Esta maestría no es exclusiva de Sacsayhuamán -se ve también en Ollantaytambo o en los muros de la propia Cusco-, pero aquí alcanza una escala monumental. Frente a estos bloques se entiende por qué los conquistadores españoles quedaron atónitos y por qué, durante siglos, no faltaron quienes recurrieron a explicaciones fantásticas. La realidad, más extraordinaria aún, es la de una civilización que dominó la piedra como pocas en la historia.
Durante mucho tiempo se llamó a Sacsayhuamán 'fortaleza', y no es difícil entender por qué: sus muros macizos y su posición elevada le dan un aire de bastión, y de hecho fue clave en una guerra. Pero los arqueólogos modernos tienden a verlo, ante todo, como un gran centro ceremonial, religioso y administrativo. Sus torres almacenaban bienes y tenían funciones rituales, su explanada acogía celebraciones -como el Inti Raymi, la fiesta del Sol, que aún se recrea cada 24 de junio- y todo el conjunto estaba ligado al culto y al poder más que a la mera defensa.
El papel militar, sin embargo, fue real y dramático.
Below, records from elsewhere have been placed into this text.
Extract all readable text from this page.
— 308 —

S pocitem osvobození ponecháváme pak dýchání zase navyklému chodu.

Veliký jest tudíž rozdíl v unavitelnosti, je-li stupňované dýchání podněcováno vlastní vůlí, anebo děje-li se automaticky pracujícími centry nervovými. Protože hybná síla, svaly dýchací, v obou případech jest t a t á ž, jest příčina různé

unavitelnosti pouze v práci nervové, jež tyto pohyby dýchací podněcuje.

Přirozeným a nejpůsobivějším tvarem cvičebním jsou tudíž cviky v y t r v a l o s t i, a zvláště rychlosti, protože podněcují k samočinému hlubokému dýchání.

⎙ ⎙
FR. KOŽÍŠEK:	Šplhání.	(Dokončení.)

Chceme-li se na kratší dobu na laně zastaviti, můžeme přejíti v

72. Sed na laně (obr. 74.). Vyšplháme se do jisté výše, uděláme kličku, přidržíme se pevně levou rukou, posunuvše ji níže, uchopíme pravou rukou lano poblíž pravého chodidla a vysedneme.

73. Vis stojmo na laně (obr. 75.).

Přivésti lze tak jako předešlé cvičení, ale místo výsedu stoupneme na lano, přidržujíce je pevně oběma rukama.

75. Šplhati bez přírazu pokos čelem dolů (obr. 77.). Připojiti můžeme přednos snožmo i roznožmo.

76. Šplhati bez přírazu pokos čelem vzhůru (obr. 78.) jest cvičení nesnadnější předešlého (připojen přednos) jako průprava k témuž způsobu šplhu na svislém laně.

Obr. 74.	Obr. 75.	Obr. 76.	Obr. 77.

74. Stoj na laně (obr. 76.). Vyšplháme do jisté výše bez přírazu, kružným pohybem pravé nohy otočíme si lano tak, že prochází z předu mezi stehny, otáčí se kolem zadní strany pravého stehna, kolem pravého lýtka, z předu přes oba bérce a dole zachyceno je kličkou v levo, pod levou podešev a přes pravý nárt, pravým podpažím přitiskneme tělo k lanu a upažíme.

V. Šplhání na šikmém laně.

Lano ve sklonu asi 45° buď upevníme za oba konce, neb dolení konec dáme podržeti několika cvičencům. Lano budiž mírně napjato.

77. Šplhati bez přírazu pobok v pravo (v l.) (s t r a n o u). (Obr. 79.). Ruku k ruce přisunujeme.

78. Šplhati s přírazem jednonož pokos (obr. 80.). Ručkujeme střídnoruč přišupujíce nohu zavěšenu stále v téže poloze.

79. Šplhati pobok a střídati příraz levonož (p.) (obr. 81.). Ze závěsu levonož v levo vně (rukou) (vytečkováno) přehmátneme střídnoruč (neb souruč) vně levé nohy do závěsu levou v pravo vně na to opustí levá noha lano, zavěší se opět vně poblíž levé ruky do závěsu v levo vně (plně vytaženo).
En 1536, durante la gran rebelión de Manco Inca contra los españoles, Sacsayhuamán se convirtió en un punto estratégico desde el cual los incas asediaron el Cusco ocupado. La batalla fue feroz: los españoles, comandados por los hermanos Pizarro, lograron tomar el sitio en sangrientos combates. Allí murió Juan Pizarro, hermano de Francisco, herido por una piedra lanzada desde las torres mientras dirigía el ataque. La caída de Sacsayhuamán fue un golpe decisivo para la causa inca.
Tras la conquista, el complejo sufrió un largo expolio: muchas de sus piedras menores se reutilizaron para levantar iglesias, casas y edificios de la Cusco colonial. Por eso hoy las grandes torres de la parte alta -Muyucmarca, Sallacmarca, Paucarmarca- solo se conservan a nivel de cimientos, mientras que los muros ciclópeos, demasiado pesados para moverlos, siguen en pie como testimonio imponente del esplendor inca.
Durante siglos, buena parte de Sacsayhuamán permaneció cubierta de tierra y vegetación, con sus torres reducidas a montículos apenas reconocibles tras el expolio colonial de sus piedras. La recuperación moderna del sitio está ligada al arqueólogo e historiador cusqueño Luis Eduardo Valcárcel, figura central de la arqueología peruana del siglo XX. Con motivo del cuarto centenario de la fundación española del Cusco, en 1934, Valcárcel emprendió excavaciones sistemáticas en el sitio, en las que se halló abundante cerámica, objetos de piedra y restos humanos, incluidas momias.
Esas excavaciones permitieron sacar a la luz las bases de dos de las torres que el cronista mestizo Inca Garcilaso de la Vega había descrito en sus Comentarios Reales: la Muyucmarca, de planta circular, y la Sallacmarca, de planta rectangular, confirmando en el terreno relatos que hasta entonces solo existían en la literatura colonial. El mismo año 1934, Valcárcel fundó e inauguró el Instituto de Arqueología de la Universidad del Cusco, institución clave para profesionalizar los estudios sobre la cultura inca en el Perú.
El trabajo de Valcárcel y de generaciones posteriores de arqueólogos convirtió a Sacsayhuamán en uno de los sitios mejor documentados y más visitados del país, y sentó las bases del conocimiento actual sobre su cronología, sus técnicas constructivas y sus múltiples funciones. Gracias a esa tarea de recuperación, hoy es posible caminar entre los muros ciclópeos y las bases de las torres que, hasta comienzos del siglo XX, apenas asomaban entre la tierra.